Modular Approach to the Theorization of Capital

From P2P Foundation
Jump to navigation Jump to search

Description

S.A. Hamed and Barry K. Gils:

"Capital entails a set of radically interrelated social relational and sociohistorical processes and mechanisms. The nature of capital is not only processual but also modular, meaning that capital engages manifold interactive socio-ecological processes. Multiple theories have been developed to provide explanations of these processes. However, the multisystemic mechanisms through which these processes ‘interface’ and their constantly evolving relative positions to one another (the ‘architecture of capital’) have not previously been the subject of integrative theorization. On the other hand, producing an all-inclusive fixed definition has become unfeasible, and even pointless, since the modularity of network systems of capital has significantly increased.

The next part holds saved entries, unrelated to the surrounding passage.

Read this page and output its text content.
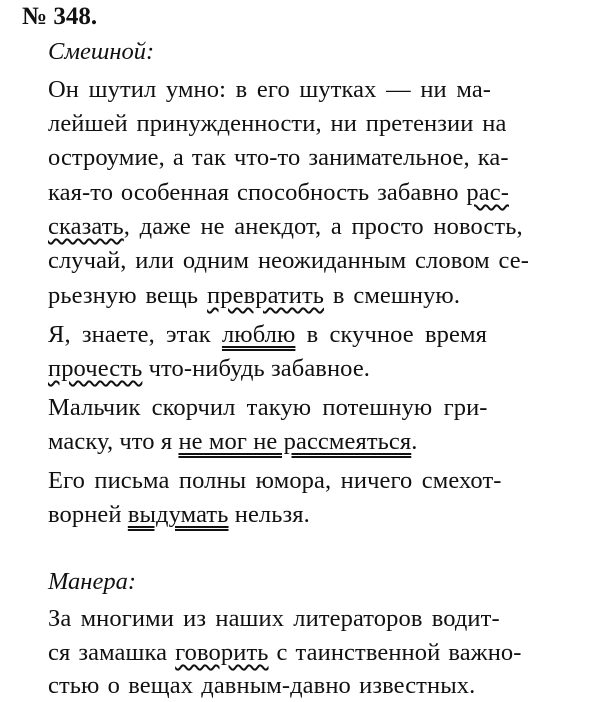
№ 348.
Смешной:
Он шутил умно: в его шутках — ни ма-
лейшей принужденности, ни претензии на
остроумие, а так что-то занимательное, ка-
кая-то особенная способность забавно рас-
сказать, даже не анекдот, а просто новость,
случай, или одним неожиданным словом се-
рьезную вещь превратить в смешную.
Я, знаете, этак люблю в скучное время
прочесть что-нибудь забавное.
Мальчик скорчил такую потешную гри-
маску, что я не мог не рассмеяться.
Его письма полны юмора, ничего смехот-
ворней выдумать нельзя.
Манера:
За многими из наших литераторов водит-
ся замашка говорить с таинственной важно-
стью о вещах давным-давно известных.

The modular nature of capitalist relations thus requires a modular approach to (re)defining capital.

...

Our approach to developing a modular explanatory framework assumes that no organically evolved social formation can be a closed system, and therefore, the aim of theory should not simply be reduced to deductive inferences around constant conjunctions of events. However, hierarchical social formations (such as slavery, feudalism, capitalism, statism, and their subtypes) are all systems of subjugation that enforce closure by creating self-serving closed circuits of fetish value production and actively suppressing and perverting any forces that threaten such closure.

A new conception of capital, suitable for theorizing capitalist social relations and societies, needs to be delineated in a modular construct consisting of elements/subdivides that are analytically distinguished to represent the reality of capital heuristically, in an ideal–typical manner. A modular definition of capital redefines the concept in the form of ideally constructed modules of interdependent social mechanisms. In this way, capital is analytically deconstructed into its constituent processes (modules) and is discussed closely in association with counter-capital processes, thus perceived as a dynamic rather than a fixed notion. Capital and its antipodal social forms are profoundly entangled, both historically and ideologically. Therefore, the new modular model has a double manifestation, contrasted from one another only for analytical purposes (see Figures 4.1 and 4.2). In summary, based on this new model, the complete process of building and utilizing ‘fetish value,’ that is, decommonization, involves converting what is a causal source of ‘true value’ (in the commonist state of being) into a source of ‘fetish value’ (under capital). As described in detail in the next chapter, this process of perversion is composed of the reification, fetishization, and appropriation of the commoning sources of true value. These commoning sources, when transformed under capital, are turned into sources of fetish value."